Кроме того, на третий день моего «отравления» Новийский поймал меня с бутылкой молока и угрожающего вида булкой и напомнил, что это не слишком хорошо для желудка. Я клятвенно заверила его, что мне намного- намного лучше. Но на таком фоне «отпуск» преподавателя по йоге выглядел еще более странно. Впрочем, выбора не было — не станешь же, в самом деле, скручиваться в бараний рог, рискуя перекрыть кровоток ребенку, только чтобы папочка не узнал о своей новой роли раньше времени.
Помимо прочего, приходилось помнить кучу разных мелочей. Нельзя резко наклоняться, поднимать тяжелое, пить кофе… Я чуть с ума не сошла ото всех этих ограничений и необходимости придумывать им оправдания, если вдруг кто-то замечал.
Оказывается, ложь ужасно выматывает. В пятницу я весь день возносила молитвы богу выходных. Не заметила, как перепутала мышку с упаковкой скрепок и полезла под стол проверять соединение провода с системным блоком. Вылезая, больно стукнулась головой о столешницу. Потом рассыпала документы по всей приемной, и мы с Катериной дружно ползали по полу, собирая их, на радость пришедшему к Гордееву посетителю. Начальник, наблюдавший за этим весь день, сжалился и отпустил меня домой аж на пятнадцать минут раньше.
Когда я в таком состоянии встретила в холле Сергея — не удивилась, а обрадовалась. Отвезет меня домой — ура! В общем, подвох не почувствовала. Вот уж точно: беременность делает из нормальной женщины клиническую дуру.
Новийский с самым серьезным видом послушал по дороге мои жалобы на жизнь, сочувственно покивал, открыл дверцу машины, поцеловал для проформы, а потом сел за руль и повез. Спустя десять минут я очнулась и поняла, что мы едем в противоположную от дома сторону и потребовала объяснений. Но меня наградили улыбкой и велели отдыхать. Разумеется, вся возможная сонливость слетела с меня, как ненужная шелуха, и я воззрилась на Новийского так, что, поглядывая на меня, он чуть не протаранил едущую впереди машину. Жаль только, что это не помешало ему нагнетать атмосферу секретности.

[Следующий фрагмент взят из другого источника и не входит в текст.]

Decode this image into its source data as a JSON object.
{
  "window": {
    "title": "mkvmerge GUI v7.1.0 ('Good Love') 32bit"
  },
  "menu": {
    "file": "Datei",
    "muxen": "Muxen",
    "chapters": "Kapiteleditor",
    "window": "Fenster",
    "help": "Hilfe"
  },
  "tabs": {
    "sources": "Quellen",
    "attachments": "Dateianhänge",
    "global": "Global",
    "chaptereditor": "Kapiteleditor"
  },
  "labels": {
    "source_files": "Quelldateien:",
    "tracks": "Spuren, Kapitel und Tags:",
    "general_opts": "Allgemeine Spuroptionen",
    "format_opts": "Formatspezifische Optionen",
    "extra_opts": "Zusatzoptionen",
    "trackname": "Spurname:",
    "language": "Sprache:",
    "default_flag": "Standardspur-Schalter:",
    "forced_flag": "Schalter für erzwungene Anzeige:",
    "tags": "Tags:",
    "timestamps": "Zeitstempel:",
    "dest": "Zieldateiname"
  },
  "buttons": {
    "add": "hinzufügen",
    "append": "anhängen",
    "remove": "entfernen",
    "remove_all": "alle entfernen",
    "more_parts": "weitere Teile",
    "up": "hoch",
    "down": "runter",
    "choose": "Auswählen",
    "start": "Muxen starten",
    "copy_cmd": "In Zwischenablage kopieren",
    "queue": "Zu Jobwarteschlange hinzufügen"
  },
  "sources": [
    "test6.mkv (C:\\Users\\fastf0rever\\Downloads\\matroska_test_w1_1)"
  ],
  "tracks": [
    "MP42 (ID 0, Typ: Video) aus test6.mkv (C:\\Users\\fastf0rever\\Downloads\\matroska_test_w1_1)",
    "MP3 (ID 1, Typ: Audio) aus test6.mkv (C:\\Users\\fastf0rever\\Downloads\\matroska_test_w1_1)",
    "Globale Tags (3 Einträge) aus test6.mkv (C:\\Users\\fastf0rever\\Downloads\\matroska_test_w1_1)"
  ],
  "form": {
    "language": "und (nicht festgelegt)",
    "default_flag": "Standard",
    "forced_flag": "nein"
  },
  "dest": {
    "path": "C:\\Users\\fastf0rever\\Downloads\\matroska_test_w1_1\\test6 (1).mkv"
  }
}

Я начала подозревать, что происходит только когда мы покинули черту города и направились в сторону аэропорта. Закусила губу и отвернулась к окну. Сюрпризы я недолюбливала с детства (еще бы, при такой маме!), но этот начинал становиться все заманчивее.
Я старалась вести себя по возможности невозмутимо. Не радоваться раньше времени и не улыбаться от уха до уха, но. когда из небольшого частного самолета нам навстречу вышел Петр, челюсть все-таки отвалилась. Я обернулась на Сергея, который вытаскивал из багажника два маленьких чемодана, но он лишь пожал плечами: «А что такого? У меня есть друг-пилот, и ты об этом знала».
— Добро пожаловать на борт, — коснулся Петр форменной фуражки, приветствуя меня кривой улыбкой, от которой у девушек, должно быть, заходилось сердце.
— Привет, — выдавила не без труда всего одно слово. Попыталась улыбнуться в ответ, но вышло плохо.
Я вдруг почувствовала себя так неуместно и неправильно. Даже стыдно стало. Догадалась, конечно, что задумал Новийский и почему отказывался отдавать мне кольцо. Значит, вдумчиво планировал выходные мечты. Лучше бы я согласилась той роковой, грозовой ночью в теплой и уютной квартирке, а то теперь все было так неправильно, не к месту, чересчур. Ну что мне мешало сделать все тихо и спокойно?
— Ну как, ты уже в ужасе? — поинтересовался Сергей, подтягивая чемоданы.
— Ты собрал мои вещи? — кисло спросила я.
— Не хотел портить сюрприз, — улыбнулся Новийский и потянул меня к трапу.
О, сюрприз ему удался. Не знаю, у какого Джордана Белфорта Сергей с Петром угнали самолет, но он впечатлял. Я вообще не ожидала, что такие существуют вне кинематографических лент. В жизни не летавшая на самолете, я вдруг оказалась в нереальной роскоши и даже не поняла, как это вышло.
Сергей пристроил багаж на полках и потянул меня в кресло. Пришлось сойти с мягкого, длинного, ласкающего стопы даже сквозь подошвы туфель ворса и утонуть в комфортабельном кресле подлокотники которого были, кстати, деревянными. Удобно, но расслабиться не получалось. Даже когда Сергей взял меня за руку, я чувствовала себя не в своей тарелке.
— Ты уверен, что взял с собой ту девушку, которую планировал? — поинтересовалась я желчно.
— Абсолютно, — ответил он тихо, переплетая наши пальцы. Мне стало жарко и душно от его признания, которое, как мы оба знали, значило отнюдь не каникулы.
— Ты не сказал, куда мы летим, — спохватилась я.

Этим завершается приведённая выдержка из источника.